Will Jewish kids have to hide at summer music festivals?
Festivals are meant to be about freedom and belonging but many young Jews no longer feel either
I am incredibly lucky that I have only ever attended festivals as an artist. Every field, every stage, every crowd I have stood in front of has been as a DJ or musician. But after 20 years in this world, I find myself asking a question I never thought I would have to ask: is it safe to be visibly Jewish at a festival in this country?
Before that, let us acknowledge what’s worth celebrating. This summer, Jess Glynne will play festivals across the UK. Saul Milton, one half of Chase & Status, remains one of Britain’s most successful electronic artists. Across the Atlantic, Noga Erez became the first Israeli artist to play Coachella, arriving from Tel Aviv during a war with Iran, navigating boycott threats and calls to cancel her set, then delivering one of the festival’s most talked-about performances. She even did it with a bloody nose and a toddler on stage.
If you want a symbol of what Jewish and Israeli artists are made of right now,
that is it.
So, yes, there are Jewish artists at festivals. There always have been – even if sometimes you have to look hard to find them.
Back home, though, the question feels more personal. I have worn a Star of David around my neck since I was 13. I have walked into every gig, every set, every stage wearing it. It never occurred to me that it would become a decision. But over the past two years, it has.

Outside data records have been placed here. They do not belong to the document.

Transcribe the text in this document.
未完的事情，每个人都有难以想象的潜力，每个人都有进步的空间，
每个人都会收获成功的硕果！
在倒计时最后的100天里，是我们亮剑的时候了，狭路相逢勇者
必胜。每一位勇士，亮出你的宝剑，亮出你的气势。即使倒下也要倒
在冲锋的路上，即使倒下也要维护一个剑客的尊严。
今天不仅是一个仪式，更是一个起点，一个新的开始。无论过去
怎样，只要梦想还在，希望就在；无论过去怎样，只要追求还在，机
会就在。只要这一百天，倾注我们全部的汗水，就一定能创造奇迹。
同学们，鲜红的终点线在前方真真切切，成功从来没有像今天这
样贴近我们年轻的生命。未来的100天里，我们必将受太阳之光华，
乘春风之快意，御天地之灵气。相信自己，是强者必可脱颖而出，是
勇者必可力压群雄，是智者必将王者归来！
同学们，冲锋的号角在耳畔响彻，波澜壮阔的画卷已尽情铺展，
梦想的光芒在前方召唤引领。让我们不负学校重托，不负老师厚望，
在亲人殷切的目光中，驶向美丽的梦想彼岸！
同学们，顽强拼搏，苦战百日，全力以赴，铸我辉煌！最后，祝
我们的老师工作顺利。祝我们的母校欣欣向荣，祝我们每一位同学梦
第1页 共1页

I know this because I have already experienced what happens when Jewish identity becomes visible in the wrong place. I have been sworn at mid-set. I have had people try to force me to say things on camera while performing. I have filed multiple hate crime reports with the police. And when I wrote about Ye at the now-cancelled Wireless Festival – a piece that had nothing to do with Israel or the war – the online comments were full of hatred directed at the Star of David. My religion. My identity.
If I walked onto a stage today with a flag bearing only a Star of David – not an Israeli flag, not a political statement, just the symbol of my religion – I am convinced I would receive hate.
The UJS Time for Change report found that many antisemitic incidents experienced by Jewish students did not happen in classrooms or lecture halls. They happened on nights out, at gigs and in clubs – in the social spaces where people are supposed to feel free. One statistic has stayed with me: 13 percent of students surveyed did not consider a Star of David intersected with a swastika to be antisemitic.
I am in my 30s. I have spent more than a decade in this industry. I know what is coming and I know how to handle it. But I am not the person I worry about most.
I worry about the 18-year-old heading to their first festival this summer. Jewish, music-obsessed, excited and proud of who they are. People should be free to wave whatever flags they choose. Artists should be free to use their platforms however they see fit. But when you are young and Jewish in that crowd, and the atmosphere turns charged, the calculation you make is not political. It is whether being visibly Jewish is worth the risk of ruining your weekend. Or worse.
The fact that a young Jewish person has to make that calculation at all, at a music festival in Britain in 2026, is the thing I cannot get past.
Jess Glynne will be on those stages this summer. Chase & Status will too. Noga Erez made it to Coachella from a country at war to show what Jewish and Israeli artists are capable of. That matters.
But I would be lying if I said I was not worried about the kid buying their first festival ticket this summer, wondering whether to tuck their Star of David inside their shirt before they walk through the gates.
Nobody should have to wonder that. And the fact that they do tells you everything about where we are.